We looked at newspaper coverage in the year 2000 of 5 prescription drugs launched in Canada between 1996 and 2001 that received a high degree of media attention: atorvastatin, celecoxib, donepezil, oseltamivir and raloxifene. We searched 24 of Canada's largest daily newspapers for articles reporting at least one benefit or harm of any of these 5 drugs. We recorded the benefits and harms reported and analyzed how such information was presented; we also determined whether clinical or surrogate outcomes were mentioned; if and how drug effects were quantified; whether contraindications, other treatment options and costs were mentioned; and whether any information on affiliations of quoted interviewees and potential conflicts of interest was presented.
Our search yielded 193 articles reporting at least one benefit or harm for 1 of the 5 drugs. All of the articles mentioned at least one benefit, but 68% (132/193) made no mention of possible side effects or harms. Only 24% (120/510) of mentions of drug benefits and harms presented quantitative information. In 26% (31/120) of cases in which drug benefits and harms were quantified, the magnitude was presented only in relative terms, which can be misleading.
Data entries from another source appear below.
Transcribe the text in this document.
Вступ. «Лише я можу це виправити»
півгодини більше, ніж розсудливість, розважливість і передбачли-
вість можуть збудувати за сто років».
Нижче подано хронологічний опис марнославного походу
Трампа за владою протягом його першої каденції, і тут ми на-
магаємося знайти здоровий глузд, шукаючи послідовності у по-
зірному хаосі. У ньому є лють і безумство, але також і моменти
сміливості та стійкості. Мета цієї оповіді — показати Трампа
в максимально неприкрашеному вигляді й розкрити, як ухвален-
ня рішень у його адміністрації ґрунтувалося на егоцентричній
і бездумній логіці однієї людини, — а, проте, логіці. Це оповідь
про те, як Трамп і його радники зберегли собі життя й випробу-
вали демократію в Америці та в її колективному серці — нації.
Overall, 62% (119/193) of the articles gave no quantification of the benefits or harms. Thirty-seven (19%) of the 193 articles reported only surrogate benefits. Other information needed for informed drug-related decisions was often lacking: only 7 (4%) of the articles mentioned contraindications, 61 (32%) mentioned drug costs, 89 (46%) mentioned drug alternatives, and 30 (16%) mentioned nondrug treatment options (such as exercise or diet). Sixty-two percent (120/193) of the articles quoted at least one interviewee. After exclusion of industry and government spokespeople, for only 3% (5/164) of interviewees was there any mention of potential financial conflicts of interest. Twenty-six percent (15/57) of the articles discussing a study included information on study funding.
Our results raise concerns about the completeness and quality of media reporting about new medications.